National pro bono group to aid with access to justice

As legal aid budgets are squeezed, more members of the public are looking for pro bono services to help with their legal needs. Into that gap comes the recently formed Pro Bono Canada.

Incorporated last fall, Pro Bono Canada is an initiative born out of the five provincial pro bono organizations in B.C., Alberta, Saskatchewan, Ontario, and Quebec. It will be having it’s coming-out party at the National Pro Bono Conference in Regina this week, which will be for many lawyers their first exposure to the organization.

“The idea of Pro Bono Canada is that we will not be direct program deliverers, but we’ll be helping support the expansion of pro bono,” says Dennis O’Connor, former associate chief justice of Ontario and chairman of organization.

Along with O’Connor, the organization is run by the executive directors of the five provincial pro bono groups and two other trustees: former Supreme Court of Canada justice Marie Deschamps and former B.C. chief justice Lance Finch.

In the past year, Pro Bono Canada has begun working on a number of initiatives. One of their primary goals is to help start pro bono organizations in the provinces and territories that currently don’t have any.

“The whole idea of it is to promote pro bono service, to give it a national voice, and have a centre where other jurisdictions that are trying to get pro bono up and running can come and get information and be connected with the groups that have already started successful programs,” says Kara-Dawn Jordan, executive director of Pro Bono Law Saskatchewan.

The organization is already in discussions with Nova Scotia, Prince Edward Island, Yukon, and the Northwest Territories about starting up pro bono groups in those jurisdictions.

“That is one of our objects, to promote and assist with expansion,” says O’Connor.

But Pro Bono Canada isn’t looking to provide any services directly to the public.

“The people in the provinces and the communities, ultimately they’re going to be the volunteers and will have to run their own programs,” says O’Connor.

The organization has also partnered with Pro Bono Students Canada to develop and administer a survey to law firms about their pro bono activities. O’Connor says that the idea is to let students know which firms are the most committed to pro bono work so that they can factor that into their decision-making when they’re searching for a job.

One way that Pro Bono Canada is looking to fund itself is through cy-près awards given out in class action settlements.

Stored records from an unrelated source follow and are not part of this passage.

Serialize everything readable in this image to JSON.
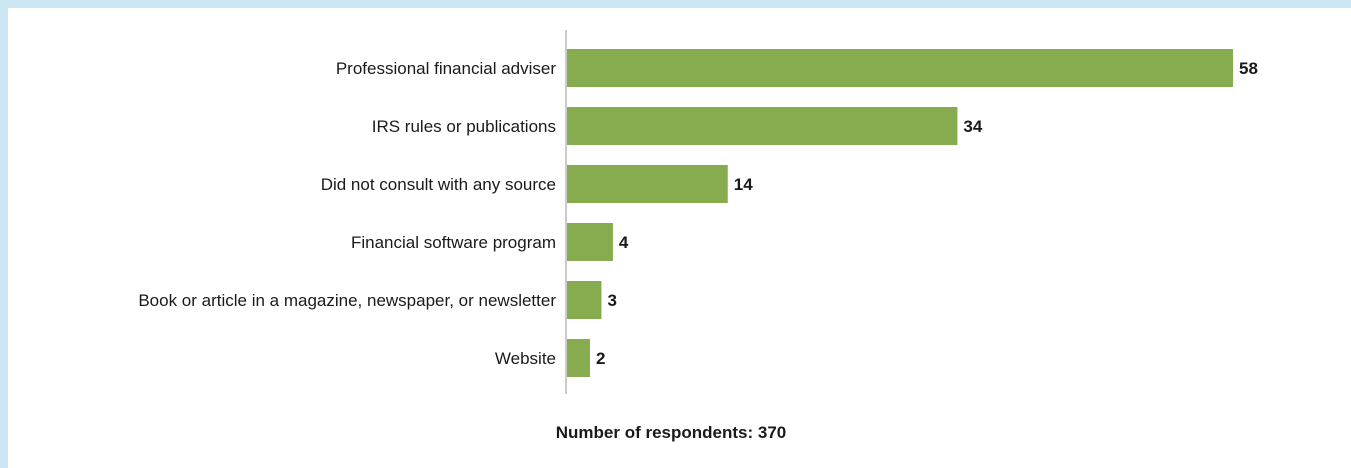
{
  "chart_data": {
    "type": "bar",
    "orientation": "horizontal",
    "categories": [
      "Professional financial adviser",
      "IRS rules or publications",
      "Did not consult with any source",
      "Financial software program",
      "Book or article in a magazine, newspaper, or newsletter",
      "Website"
    ],
    "values": [
      58,
      34,
      14,
      4,
      3,
      2
    ],
    "title": "",
    "xlabel": "",
    "ylabel": "",
    "xlim": [
      0,
      58
    ],
    "grid": false,
    "bar_color": "#87ab4f",
    "note": "Number of respondents: 370"
  }
}
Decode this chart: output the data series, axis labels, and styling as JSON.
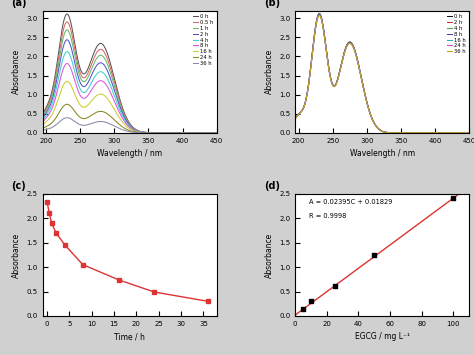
{
  "panel_a_label": "(a)",
  "panel_b_label": "(b)",
  "panel_c_label": "(c)",
  "panel_d_label": "(d)",
  "legend_a": [
    "0 h",
    "0.5 h",
    "1 h",
    "2 h",
    "4 h",
    "8 h",
    "16 h",
    "24 h",
    "36 h"
  ],
  "colors_a": [
    "#555555",
    "#dd6666",
    "#66bb66",
    "#5555cc",
    "#44cccc",
    "#dd55dd",
    "#cccc33",
    "#888822",
    "#8888aa"
  ],
  "legend_b": [
    "0 h",
    "2 h",
    "4 h",
    "8 h",
    "16 h",
    "24 h",
    "36 h"
  ],
  "colors_b": [
    "#111111",
    "#cc3333",
    "#44aa44",
    "#4444bb",
    "#33aaaa",
    "#dd44bb",
    "#bbaa22"
  ],
  "scales_a": [
    3.0,
    2.8,
    2.6,
    2.35,
    2.05,
    1.75,
    1.3,
    0.72,
    0.38
  ],
  "cutoffs_a": [
    370,
    368,
    367,
    366,
    365,
    364,
    363,
    362,
    361
  ],
  "scales_b": [
    3.05,
    3.05,
    3.04,
    3.03,
    3.02,
    3.01,
    3.0
  ],
  "time_c": [
    0,
    0.5,
    1,
    2,
    4,
    8,
    16,
    24,
    36
  ],
  "abs_c": [
    2.33,
    2.1,
    1.9,
    1.7,
    1.45,
    1.05,
    0.74,
    0.49,
    0.3
  ],
  "color_c": "#dd3333",
  "egcg_d": [
    5,
    10,
    25,
    50,
    100
  ],
  "abs_d": [
    0.14,
    0.3,
    0.62,
    1.24,
    2.41
  ],
  "color_d": "#dd3333",
  "eq_text": "A = 0.02395C + 0.01829",
  "r_text": "R = 0.9998",
  "xlabel_wavelength": "Wavelength / nm",
  "ylabel_absorbance": "Absorbance",
  "xlabel_time": "Time / h",
  "xlabel_egcg": "EGCG / mg L⁻¹",
  "background_color": "#d0d0d0"
}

“There is a natural connection between class actions and pro bono,” says O’Connor. “Class actions are tool that the provinces have put in place to address access to justice problems for certain types of cases.”

Pro Bono Canada has created material that encourages lawyers to consider the organization for any cy-près awards that are given out.

“If we were to receive funds, then we have a transparent formula where we would then filter the money down to provincial organizations who actually deliver the programs,” says O’Connor.

While access to justice has become a more acute problem, Jordan believes the legal community has been stepping up to the challenge. O’Connor points out that last year, almost 30,000 Canadians were provided pro bono services.

“It’s a good news story for the legal profession and I’m not sure as to how widely appreciated it is,” he says.